What's Up With the Title?
Squeaky Clean
To define dirty dance, we need to know what "clean" dancing is. On a scale of Ginger Rogers and Fred Astaire to Janet Jackson's wardrobe malfunction at the Super Bowl, Dirty Dancing is, like, a four.
But the movie's set in 1963, where men and women dancing this close would have been scandalous. We see how uptight the Kellerman's clientele is when Penny has to teach the women to loosen up:
PENNY: God wouldn't have given you maracas if he didn't want you to shake 'em!
The "dirtiness" of their dancing is why the dancers are segregated from the rest of Kellerman's. It allows the guests to indulge in some dancing, but then act like they're not one of "those people." And the dancing that Johnny and Penny teach the guests is much more restrained than the real "dirty" dancing they do at the cabin. Billy explains it like this:
BABY: Where'd they learn to do that?
BILLY: Where? I dunno. Kids are doing it in their basements back home. Wanna try it? […] Can you imagine dancing like this on the main floor, home of the family foxtrot? Max would close the place down first.
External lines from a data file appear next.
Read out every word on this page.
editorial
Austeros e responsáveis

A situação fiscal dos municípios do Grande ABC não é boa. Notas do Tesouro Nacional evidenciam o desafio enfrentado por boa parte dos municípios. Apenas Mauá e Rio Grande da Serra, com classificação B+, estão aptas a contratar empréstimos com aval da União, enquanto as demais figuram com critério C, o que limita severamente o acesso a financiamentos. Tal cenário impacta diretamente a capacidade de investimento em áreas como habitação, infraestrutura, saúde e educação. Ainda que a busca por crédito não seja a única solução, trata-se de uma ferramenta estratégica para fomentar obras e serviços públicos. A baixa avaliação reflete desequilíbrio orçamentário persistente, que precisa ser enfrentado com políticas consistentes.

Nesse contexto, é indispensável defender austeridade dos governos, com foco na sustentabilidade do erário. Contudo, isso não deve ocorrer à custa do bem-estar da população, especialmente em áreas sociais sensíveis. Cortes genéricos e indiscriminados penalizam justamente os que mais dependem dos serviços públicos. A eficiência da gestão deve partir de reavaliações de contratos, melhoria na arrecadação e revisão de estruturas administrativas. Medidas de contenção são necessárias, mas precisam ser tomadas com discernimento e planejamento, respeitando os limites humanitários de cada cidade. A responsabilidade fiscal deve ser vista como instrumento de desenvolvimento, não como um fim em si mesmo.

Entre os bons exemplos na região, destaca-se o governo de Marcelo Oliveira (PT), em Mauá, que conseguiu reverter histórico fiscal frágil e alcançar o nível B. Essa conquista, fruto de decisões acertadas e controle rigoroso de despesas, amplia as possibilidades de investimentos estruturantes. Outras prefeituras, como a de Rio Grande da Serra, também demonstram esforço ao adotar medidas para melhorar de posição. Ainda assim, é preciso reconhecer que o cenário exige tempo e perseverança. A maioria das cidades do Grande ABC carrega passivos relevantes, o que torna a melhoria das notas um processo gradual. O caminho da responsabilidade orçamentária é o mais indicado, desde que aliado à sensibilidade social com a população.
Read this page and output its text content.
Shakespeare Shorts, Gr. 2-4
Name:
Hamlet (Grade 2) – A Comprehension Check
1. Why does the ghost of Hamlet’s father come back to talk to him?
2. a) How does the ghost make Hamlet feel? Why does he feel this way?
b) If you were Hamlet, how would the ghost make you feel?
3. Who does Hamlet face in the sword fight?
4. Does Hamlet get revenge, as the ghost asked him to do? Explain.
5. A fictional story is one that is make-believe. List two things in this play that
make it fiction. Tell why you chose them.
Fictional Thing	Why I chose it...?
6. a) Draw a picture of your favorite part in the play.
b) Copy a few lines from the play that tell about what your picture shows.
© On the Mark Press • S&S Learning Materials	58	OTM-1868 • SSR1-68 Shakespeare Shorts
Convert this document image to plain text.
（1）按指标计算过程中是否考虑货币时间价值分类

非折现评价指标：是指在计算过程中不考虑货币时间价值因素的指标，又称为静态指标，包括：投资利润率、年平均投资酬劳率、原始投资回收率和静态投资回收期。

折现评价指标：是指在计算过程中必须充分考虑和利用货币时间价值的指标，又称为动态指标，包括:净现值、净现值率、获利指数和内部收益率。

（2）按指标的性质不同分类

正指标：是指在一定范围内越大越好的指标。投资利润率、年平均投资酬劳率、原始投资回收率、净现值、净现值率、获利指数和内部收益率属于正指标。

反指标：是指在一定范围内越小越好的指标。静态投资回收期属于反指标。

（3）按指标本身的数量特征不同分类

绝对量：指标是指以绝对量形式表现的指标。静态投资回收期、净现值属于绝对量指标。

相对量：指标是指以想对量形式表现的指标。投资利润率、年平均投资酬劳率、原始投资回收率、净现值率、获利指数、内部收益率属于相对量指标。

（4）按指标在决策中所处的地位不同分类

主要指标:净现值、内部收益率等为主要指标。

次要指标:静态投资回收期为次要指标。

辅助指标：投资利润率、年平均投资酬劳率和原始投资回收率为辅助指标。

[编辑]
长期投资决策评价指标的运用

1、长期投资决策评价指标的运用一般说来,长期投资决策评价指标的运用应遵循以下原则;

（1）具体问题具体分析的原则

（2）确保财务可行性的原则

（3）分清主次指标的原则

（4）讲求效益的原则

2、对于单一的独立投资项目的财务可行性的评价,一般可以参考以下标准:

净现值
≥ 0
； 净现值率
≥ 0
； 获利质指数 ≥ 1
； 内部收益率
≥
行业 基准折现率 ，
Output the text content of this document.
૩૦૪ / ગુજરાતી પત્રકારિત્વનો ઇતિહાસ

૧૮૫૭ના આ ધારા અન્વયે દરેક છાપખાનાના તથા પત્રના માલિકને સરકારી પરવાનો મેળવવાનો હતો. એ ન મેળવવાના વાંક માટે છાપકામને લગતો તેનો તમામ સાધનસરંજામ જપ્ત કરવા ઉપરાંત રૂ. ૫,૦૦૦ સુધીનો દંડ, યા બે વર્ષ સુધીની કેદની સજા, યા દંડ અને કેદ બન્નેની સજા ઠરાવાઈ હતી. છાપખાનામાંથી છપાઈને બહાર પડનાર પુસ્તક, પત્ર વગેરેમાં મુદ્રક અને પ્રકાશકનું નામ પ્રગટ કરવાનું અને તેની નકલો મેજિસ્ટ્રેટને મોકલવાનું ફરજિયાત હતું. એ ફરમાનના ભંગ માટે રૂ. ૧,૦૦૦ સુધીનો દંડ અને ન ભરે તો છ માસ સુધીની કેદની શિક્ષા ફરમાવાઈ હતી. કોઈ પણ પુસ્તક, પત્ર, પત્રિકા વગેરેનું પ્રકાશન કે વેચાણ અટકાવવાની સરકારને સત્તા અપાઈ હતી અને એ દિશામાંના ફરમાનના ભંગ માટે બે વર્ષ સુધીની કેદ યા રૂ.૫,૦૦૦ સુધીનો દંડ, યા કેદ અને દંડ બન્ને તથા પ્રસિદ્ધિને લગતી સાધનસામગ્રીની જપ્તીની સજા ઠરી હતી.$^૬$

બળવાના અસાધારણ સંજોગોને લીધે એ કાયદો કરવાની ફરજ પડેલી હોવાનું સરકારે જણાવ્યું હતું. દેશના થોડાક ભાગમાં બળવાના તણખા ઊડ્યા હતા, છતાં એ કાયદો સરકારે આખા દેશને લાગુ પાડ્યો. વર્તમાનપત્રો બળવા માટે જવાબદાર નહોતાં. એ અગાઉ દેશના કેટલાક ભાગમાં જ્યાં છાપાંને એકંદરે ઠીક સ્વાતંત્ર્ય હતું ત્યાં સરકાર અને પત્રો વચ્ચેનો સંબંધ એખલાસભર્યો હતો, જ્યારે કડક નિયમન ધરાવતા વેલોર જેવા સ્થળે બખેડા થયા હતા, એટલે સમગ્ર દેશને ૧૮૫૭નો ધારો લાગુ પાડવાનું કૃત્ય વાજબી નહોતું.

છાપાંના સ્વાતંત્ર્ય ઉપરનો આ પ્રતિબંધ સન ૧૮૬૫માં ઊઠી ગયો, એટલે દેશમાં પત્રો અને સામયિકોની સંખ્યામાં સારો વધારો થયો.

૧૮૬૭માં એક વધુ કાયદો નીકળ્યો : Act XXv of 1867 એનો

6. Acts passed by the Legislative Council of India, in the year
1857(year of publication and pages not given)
Kellerman's is the past. The dancers are the future. At the end of the movie, Johnny brings his dancing to the main floor, and Kellerman's doesn't spontaneously combust. Even the oldest guests realize it's pretty fun. The irony is that Kellerman's probably does close down, but that would have happened whether the dancers were there or not. Maybe he should have rebranded as Kellerman's Dirty Dance Academy? Then they'd be lining up to get in.